Das Provisorium regiert

Außerdem zeichnet sich allmählich ab, dass der Bezugsrahmen weiter gefasst wird: von der ost-west-deutschen über die nationale zur gesamteuropäischen Sicht auf die deutsche Nachkriegsgeschichte. So steht die 2001 eingeleitete zweite Forschungsphase am Zentrum für Zeithistorische Forschung in Potsdam unter dem Generalthema „Die DDR im deutschen und europäischen Konflikt“. Bei diesem von der Deutschen Forschungsgemeinschaft finanzierten Rahmenprojekt werden neben politikhistorischen Regionalstudien zu Berlin und Brandenburg soziale Themen der DDR- und Mitteleuropa-Geschichte, mediengeschichtliche Fragen des Kalten Kriegs in Europa sowie kulturhistorische Aspekte europäischer Herrschaftslegitimation erforscht. In diesem Rahmen kann man auch auf eine Vertiefung der transnationalen systemvergleichenden Analyse hoffen, die noch immer inhaltlich verfeinert werden muss.

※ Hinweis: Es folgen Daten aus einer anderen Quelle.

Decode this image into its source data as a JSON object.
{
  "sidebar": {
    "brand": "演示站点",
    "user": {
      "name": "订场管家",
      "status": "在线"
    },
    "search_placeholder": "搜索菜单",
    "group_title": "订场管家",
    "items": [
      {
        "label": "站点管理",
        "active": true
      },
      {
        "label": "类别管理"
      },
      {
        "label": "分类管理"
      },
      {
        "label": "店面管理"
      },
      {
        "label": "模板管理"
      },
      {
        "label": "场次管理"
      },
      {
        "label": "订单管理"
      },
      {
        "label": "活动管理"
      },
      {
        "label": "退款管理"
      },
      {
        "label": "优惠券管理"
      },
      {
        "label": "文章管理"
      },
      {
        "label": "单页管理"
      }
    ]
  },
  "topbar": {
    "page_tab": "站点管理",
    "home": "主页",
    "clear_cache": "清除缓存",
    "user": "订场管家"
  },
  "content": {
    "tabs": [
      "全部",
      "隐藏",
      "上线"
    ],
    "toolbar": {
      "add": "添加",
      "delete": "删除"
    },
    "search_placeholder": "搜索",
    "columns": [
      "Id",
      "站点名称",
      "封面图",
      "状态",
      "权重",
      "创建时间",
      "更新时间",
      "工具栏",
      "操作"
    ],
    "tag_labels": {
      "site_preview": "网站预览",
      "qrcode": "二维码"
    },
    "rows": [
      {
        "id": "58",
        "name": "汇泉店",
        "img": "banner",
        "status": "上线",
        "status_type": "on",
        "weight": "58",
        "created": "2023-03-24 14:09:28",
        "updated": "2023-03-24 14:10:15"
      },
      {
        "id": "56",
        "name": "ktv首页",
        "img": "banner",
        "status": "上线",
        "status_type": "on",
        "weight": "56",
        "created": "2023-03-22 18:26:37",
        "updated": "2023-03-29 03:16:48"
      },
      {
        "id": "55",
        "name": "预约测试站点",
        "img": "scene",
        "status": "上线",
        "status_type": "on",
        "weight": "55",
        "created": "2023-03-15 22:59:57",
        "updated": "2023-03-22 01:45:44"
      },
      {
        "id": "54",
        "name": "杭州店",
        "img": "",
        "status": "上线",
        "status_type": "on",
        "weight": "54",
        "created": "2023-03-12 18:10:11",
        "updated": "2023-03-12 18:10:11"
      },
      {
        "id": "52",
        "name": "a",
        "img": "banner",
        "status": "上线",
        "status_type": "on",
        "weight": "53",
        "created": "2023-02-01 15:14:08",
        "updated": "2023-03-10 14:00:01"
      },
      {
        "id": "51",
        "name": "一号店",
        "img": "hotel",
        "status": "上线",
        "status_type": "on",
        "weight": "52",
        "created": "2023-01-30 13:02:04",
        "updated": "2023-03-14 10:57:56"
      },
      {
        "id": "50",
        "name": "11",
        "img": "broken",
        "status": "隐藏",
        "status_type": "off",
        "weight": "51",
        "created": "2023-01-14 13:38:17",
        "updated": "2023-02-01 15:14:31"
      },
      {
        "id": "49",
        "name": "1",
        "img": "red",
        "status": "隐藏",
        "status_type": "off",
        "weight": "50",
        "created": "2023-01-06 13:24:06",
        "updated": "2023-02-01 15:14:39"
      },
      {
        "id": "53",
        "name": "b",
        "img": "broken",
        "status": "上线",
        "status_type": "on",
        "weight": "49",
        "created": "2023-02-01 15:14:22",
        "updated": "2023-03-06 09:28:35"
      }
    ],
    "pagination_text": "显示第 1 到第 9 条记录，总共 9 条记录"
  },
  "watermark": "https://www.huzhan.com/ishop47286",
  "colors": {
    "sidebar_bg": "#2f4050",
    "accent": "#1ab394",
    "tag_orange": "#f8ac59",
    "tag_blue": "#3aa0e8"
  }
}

Die inhaltlichen Kinderkrankheiten sind also weitgehend überwunden. Aber ein anderer Geburtsfehler der deutsch-deutschen Forschung bleibt hinderlich: Zahlreiche Einrichtungen wie das Zentrum für Zeithistorische Forschung oder der Forschungsverbund SED-Staat arbeiten als „feste Provisorien“. Ihr Bestand ist nicht dauerhaft gesichert. Auch Forschung in den Gedenkstätten und bürgerschaftlichen Initiativen zur DDR-Geschichte kann zumeist nur im Rahmen kurzfristiger Projekte finanziert werden, wobei der weitere Betrieb der Einrichtung wie beispielsweise im Falle der Erinnerungsstätte Notaufnahmelager Marienfelde oder der Robert-Havemann-Gesellschaft nicht einmal grundsätzlich geklärt ist.

An den Universitäten ist der Aufbau von Forschungsfeldern weitgehend von der Einsatzbereitschaft und den thematischen Akzenten der Hochschullehrer abhängig. Nach der Emeritierung oder dem Weggang der Engagierten muss oft eine Demontage des Erreichten befürchtet werden: Lehrstühle werden nicht neu besetzt, Forschungsfelder nicht weiter bearbeitet. Entsprechende Entwicklungen an der Abteilung Historische Grundlagen der Politik an der FU und ihrem Historischen Institut sowie der Juristischen Fakultät der Universität Potsdam geben deutliche Warnzeichen für die Erosion universitärer DDR-Forschung. Auch kommt es immer wieder zu solch absurden Erscheinungen, dass im Umfeld geschichtsträchtiger Jahrestage kurzfristig erhebliche Projektgelder bereit gestellt werden, der Ertrag der Forschungsprojekte aber im Nachhinein nicht gesichert wird. Man denke nur an die Bund-Land-Finanzierung der Eröffnungsausstellung des Dokumentationszentrums Berliner Mauer zum 9. November 1999: Nur wenige Wochen später, Anfang 2000, folgte aufgrund fehlender Vorsorge die Schließungsdrohung auf dem Fuße. Das Debakel konnte erst nach scharfen Protesten in den Medien abgewendet werden.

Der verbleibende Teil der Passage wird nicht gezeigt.